Organizers of HM09 hope bigger means better.
SHM’s annual meeting—May 14-17 in Chicago—has been expanded to four days. A task force led by SHM board member and course director Joseph Ming-Wah Li, MD, FHM, recommended the change.
“The sense was, with a one-day pre-course and the annual meeting at two days, we didn’t really have enough time to put in all the content we wanted to put in,” says Dr. Li, an SHM board member and director of the hospital medicine program at Harvard Medical School, and associate chief of the division of general medicine and primary care at Beth Israel Deaconess Medical Center in Boston. “Unlike many other professional society meetings, we have several specialties. We have some physicians taking care of adults and others who take care of children. We also have nurse practitioners and physician assistants. The extra day really allows us to take a ‘big tent’ approach and make sure we have content of interest to a variety of different physicians.”
The longer meeting will allow for additional educational programming as well as two new tracks. The “second chance” track will give meeting participants an opportunity to attend sessions they missed earlier in the week. The research track is designed to give both novice and experienced researchers the chance to hone their skills.
“We’re a very young movement, and research lends credibility to any field,” Dr. Li says. “We wanted the SHM annual meeting to be a venue for HM research. In order to do that, we have to do that in a very public way.”
Also new this year is the American Board of Internal Medicine Maintenance of Certification learning session.

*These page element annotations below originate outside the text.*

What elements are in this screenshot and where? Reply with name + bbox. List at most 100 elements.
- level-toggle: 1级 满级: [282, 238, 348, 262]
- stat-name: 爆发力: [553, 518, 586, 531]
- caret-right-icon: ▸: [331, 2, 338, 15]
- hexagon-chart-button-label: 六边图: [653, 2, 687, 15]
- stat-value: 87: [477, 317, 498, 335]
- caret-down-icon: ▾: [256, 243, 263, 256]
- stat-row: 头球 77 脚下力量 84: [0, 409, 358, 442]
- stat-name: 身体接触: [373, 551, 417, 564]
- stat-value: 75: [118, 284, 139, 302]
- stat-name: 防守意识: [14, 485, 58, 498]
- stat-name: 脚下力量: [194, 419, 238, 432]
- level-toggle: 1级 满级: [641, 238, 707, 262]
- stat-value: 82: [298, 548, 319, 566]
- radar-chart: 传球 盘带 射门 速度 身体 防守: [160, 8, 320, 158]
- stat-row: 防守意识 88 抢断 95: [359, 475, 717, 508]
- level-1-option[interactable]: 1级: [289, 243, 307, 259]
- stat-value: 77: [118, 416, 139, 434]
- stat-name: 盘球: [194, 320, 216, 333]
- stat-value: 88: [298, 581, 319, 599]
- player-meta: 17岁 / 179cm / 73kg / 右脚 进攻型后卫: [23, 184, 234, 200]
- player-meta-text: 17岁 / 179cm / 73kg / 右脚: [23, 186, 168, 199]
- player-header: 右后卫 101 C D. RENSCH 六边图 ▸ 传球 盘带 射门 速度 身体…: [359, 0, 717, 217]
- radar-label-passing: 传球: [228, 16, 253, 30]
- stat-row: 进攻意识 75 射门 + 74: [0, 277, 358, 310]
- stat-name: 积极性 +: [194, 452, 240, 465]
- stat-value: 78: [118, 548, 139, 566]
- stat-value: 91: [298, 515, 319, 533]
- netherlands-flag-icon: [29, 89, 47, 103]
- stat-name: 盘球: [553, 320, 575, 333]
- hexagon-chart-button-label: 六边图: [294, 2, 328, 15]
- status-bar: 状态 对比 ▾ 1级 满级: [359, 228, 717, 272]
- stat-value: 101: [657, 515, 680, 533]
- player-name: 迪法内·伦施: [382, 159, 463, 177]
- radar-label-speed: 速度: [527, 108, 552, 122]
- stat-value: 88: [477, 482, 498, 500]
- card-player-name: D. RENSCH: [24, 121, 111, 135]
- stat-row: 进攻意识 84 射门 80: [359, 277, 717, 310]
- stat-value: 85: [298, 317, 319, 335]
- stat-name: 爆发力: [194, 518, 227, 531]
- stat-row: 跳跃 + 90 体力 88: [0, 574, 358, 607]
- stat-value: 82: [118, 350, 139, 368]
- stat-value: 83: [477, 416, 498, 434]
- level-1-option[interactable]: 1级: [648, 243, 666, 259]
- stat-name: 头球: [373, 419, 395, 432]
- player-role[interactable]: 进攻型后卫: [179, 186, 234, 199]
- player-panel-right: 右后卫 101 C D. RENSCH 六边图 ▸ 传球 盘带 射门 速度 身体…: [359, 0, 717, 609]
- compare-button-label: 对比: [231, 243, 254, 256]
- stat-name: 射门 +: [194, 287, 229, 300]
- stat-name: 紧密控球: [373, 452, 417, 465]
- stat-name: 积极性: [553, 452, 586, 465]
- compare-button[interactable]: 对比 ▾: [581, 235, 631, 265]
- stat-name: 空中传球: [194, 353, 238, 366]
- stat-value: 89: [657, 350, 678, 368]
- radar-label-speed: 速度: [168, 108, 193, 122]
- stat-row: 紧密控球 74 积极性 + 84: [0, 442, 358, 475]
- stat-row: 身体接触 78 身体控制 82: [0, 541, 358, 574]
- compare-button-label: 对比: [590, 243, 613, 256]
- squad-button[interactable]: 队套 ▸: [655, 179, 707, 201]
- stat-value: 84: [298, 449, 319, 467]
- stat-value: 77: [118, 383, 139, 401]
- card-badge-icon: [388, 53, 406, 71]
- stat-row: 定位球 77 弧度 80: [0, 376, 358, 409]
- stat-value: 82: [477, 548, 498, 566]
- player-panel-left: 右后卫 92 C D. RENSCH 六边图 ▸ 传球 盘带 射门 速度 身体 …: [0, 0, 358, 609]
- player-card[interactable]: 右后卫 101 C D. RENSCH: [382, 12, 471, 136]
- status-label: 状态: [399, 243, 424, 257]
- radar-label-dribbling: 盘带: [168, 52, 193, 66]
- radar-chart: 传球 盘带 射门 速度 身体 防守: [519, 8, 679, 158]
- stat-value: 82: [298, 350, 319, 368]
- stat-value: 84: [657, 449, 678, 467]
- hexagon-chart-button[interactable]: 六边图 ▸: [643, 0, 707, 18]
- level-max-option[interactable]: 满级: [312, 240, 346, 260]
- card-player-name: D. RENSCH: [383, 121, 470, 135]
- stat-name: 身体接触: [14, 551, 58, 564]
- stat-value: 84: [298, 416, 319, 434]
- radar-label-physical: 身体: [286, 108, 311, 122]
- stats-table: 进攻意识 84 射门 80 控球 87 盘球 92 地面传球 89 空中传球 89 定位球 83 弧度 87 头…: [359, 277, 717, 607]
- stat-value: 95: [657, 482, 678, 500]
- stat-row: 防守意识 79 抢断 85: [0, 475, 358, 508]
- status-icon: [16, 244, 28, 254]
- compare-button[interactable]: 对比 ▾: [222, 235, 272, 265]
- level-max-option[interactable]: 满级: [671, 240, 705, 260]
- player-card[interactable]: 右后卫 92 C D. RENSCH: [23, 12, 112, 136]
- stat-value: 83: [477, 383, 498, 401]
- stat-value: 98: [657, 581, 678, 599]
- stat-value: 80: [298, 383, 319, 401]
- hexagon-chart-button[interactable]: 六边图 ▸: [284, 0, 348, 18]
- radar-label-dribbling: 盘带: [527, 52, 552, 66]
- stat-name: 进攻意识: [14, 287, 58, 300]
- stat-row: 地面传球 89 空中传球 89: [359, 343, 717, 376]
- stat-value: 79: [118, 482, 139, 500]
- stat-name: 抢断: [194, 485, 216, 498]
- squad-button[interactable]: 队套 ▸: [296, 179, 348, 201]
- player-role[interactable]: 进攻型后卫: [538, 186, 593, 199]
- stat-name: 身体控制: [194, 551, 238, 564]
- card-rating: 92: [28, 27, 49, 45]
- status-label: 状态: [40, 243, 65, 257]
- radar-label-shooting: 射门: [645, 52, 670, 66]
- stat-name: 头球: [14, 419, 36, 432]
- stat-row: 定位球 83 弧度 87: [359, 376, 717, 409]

Continuing medical education sessions, typically offered in a block schedule, will be staggered this year. Course lengths will be tailored to specific topics, and the variations should create a better meeting experience by reducing lines in the dining area, exhibit halls, and other areas during breaks, Dr. Li says.
Based on early registration, HM09 will set attendance records this year. More than 2,000 physicians are expected to attend.
Mark Chassin, MD, MPP, MPH, president of the Joint Commission, will deliver the keynote address at 9 a.m. Friday. Dr. Chassin, whose organization accredits and certifies more than 15,000 healthcare organizations and programs, says the time has come for the commission to connect with physicians—specifically hospitalists—in a “better, more effective way.”
“The emergence of hospital medicine as a specialty is probably the most important structural change in medical practice in 20 or 25 years,” Dr. Chassin says. “Since many hospitalists are becoming more engaged in not just practicing medicine one patient at a time, but taking responsibility for oversight of quality programs in their hospitals, we certainly want to hear from them about how we can help them achieve their quality and safety goals.”
Robert Wachter, MD, FHM, professor and chief of the division of hospital medicine at the University of California at San Francisco, a former SHM president, and author of the blog Wachter’s World (www.wachtersworld.com), will speak at noon Sunday. His program is titled “Creating ‘Accountability’ in a ‘No-Blame’ Culture: The Yin and Yang of the Quality and Safety Revolutions.” TH
Mark Leiser is a freelance writer based in New Jersey.